Solano-rasteiro

Lycianthes asarifolia

Raquel Patro

Atualizado em

Lycianthes asarifolia

O solano-rasteiro (Lycianthes asarifolia) é uma planta herbácea, rasteira, frutífera, perene e com folhas características em formato de coração. Ele é nativo do Brasil, podendo ser encontrado em regiões de floresta, nos biomas do Cerrado, Pantanal, Mata Atlântica e Floresta Amazônica. Infelizmente, está ameaçado de extinção, resultado do desmatamento das florestas brasileiras.

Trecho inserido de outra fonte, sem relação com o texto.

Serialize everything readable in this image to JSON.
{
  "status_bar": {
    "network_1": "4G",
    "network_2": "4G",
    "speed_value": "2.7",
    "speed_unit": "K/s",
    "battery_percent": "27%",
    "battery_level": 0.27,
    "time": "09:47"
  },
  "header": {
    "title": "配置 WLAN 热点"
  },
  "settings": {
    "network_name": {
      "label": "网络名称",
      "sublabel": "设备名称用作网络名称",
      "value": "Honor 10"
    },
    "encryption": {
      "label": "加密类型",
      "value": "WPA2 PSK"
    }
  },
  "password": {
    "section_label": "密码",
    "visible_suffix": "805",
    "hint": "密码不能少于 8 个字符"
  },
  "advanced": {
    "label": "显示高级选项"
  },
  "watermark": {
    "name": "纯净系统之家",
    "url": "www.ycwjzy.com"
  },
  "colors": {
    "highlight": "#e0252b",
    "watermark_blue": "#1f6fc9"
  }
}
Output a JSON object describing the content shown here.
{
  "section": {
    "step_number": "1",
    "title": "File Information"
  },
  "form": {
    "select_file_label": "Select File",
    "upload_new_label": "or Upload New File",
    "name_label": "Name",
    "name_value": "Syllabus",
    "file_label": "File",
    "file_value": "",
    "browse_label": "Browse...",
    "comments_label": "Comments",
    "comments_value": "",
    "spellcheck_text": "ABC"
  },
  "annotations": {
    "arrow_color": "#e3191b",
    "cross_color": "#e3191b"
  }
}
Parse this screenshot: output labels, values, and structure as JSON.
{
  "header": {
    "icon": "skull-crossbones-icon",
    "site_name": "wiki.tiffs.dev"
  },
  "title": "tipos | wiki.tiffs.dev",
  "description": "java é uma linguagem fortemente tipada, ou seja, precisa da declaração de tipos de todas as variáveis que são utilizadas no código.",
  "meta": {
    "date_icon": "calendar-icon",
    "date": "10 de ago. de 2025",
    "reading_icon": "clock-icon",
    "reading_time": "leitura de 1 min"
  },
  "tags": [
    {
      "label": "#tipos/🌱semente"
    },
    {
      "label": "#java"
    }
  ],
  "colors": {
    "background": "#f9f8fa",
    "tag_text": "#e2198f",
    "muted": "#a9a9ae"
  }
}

Ele pode alcançar cerca de 30 cm de altura, tem ramos longos que emitem raízes adventícias e que se introduzem no solo formando estruturas de reserva, como tubérculos. Suas folhas são verde-escuras, inteiras, simples, cartáceas, cordiformes, espessas, largas, apresentam nervuras marcadas na face superior e são sustentadas por longos pecíolos que podem atingira até 9 cm. As flores surgem quase durante o ano todo, são solitárias, ocasionais, pequenas, de cor branca e centro amarelo, com pétalas que recordam folhas de papel seda e um longo pedúnculo. Por surgirem por baixo da folhagem, as flores raramente são notadas, possuindo valor ornamental secundário. Já os frutos surgem no verão e no outono, são do tipo baga, pequenos, redondos, de cor laranja quando maduros e com sementes reniformes.

Com folhagem densa, o solano-rasteiro é perfeito como forração, se alastrando rapidamente e trazendo volume e textura aos canteiros. Dessa forma ele se torna um diferencial frente a grama comum, principalmente em áreas semi-sombreadas, onde a grama não prospera. Além disso, por ser incomum, traz um caráter único e exclusivo aos projetos paisagísticos. No entanto, ele não resiste ao pisoteio. No jardim, combine grandes maciços de solano-rasteiro com outros formados por plantas de porte, cor e textura diferentes, para que se complementem e se valorizem mutuamente. Outro uso atraente é em projetos de jardins verticais, como planta de forração.

Como bônus, essa planta rústica irá oferecer vários frutos doces, que lembram Fisális (Physalis sp) e que poderão ser consumidos in natura ou na forma de sucos e geleias. Sua manutenção é simples e envolve adubações semestrais com matéria orgânica decomposta e cobertura morta (mulching), imitando assim o solo da floresta para um melhor desenvolvimento.

Deve ser cultivado sob meia-sombra ou pleno sol em solo rico em matéria orgânica e permeável. Não tolera as geadas comuns ao clima subtropical, mas neste caso é possível conduzi-lo sob a copa das árvores, de modo a protegê-los. Quanto à rega, o solano-rasteiro necessita de solo constantemente úmido e fresco, assim convém irrigá-lo com regularidade onde essas condições não possam ser naturalmente mantidas.

Fertilize durante a primavera e o outono, preferencialmente com adubos orgânico tais como composto orgânico, esterco curtido, farinha de ossos, etc. Lembre-se de adicionar mulching como casca de pinus, folhas secas ou mesmo palha, de forma a manter o solo sempre úmido e fresco. A propagação do solano-rasteiro pode ser realizada por sementes, ou divisão da ramagem enraizada na primavera e verão. As sementes iniciam a germinação em cerca de 30 dias após o plantio.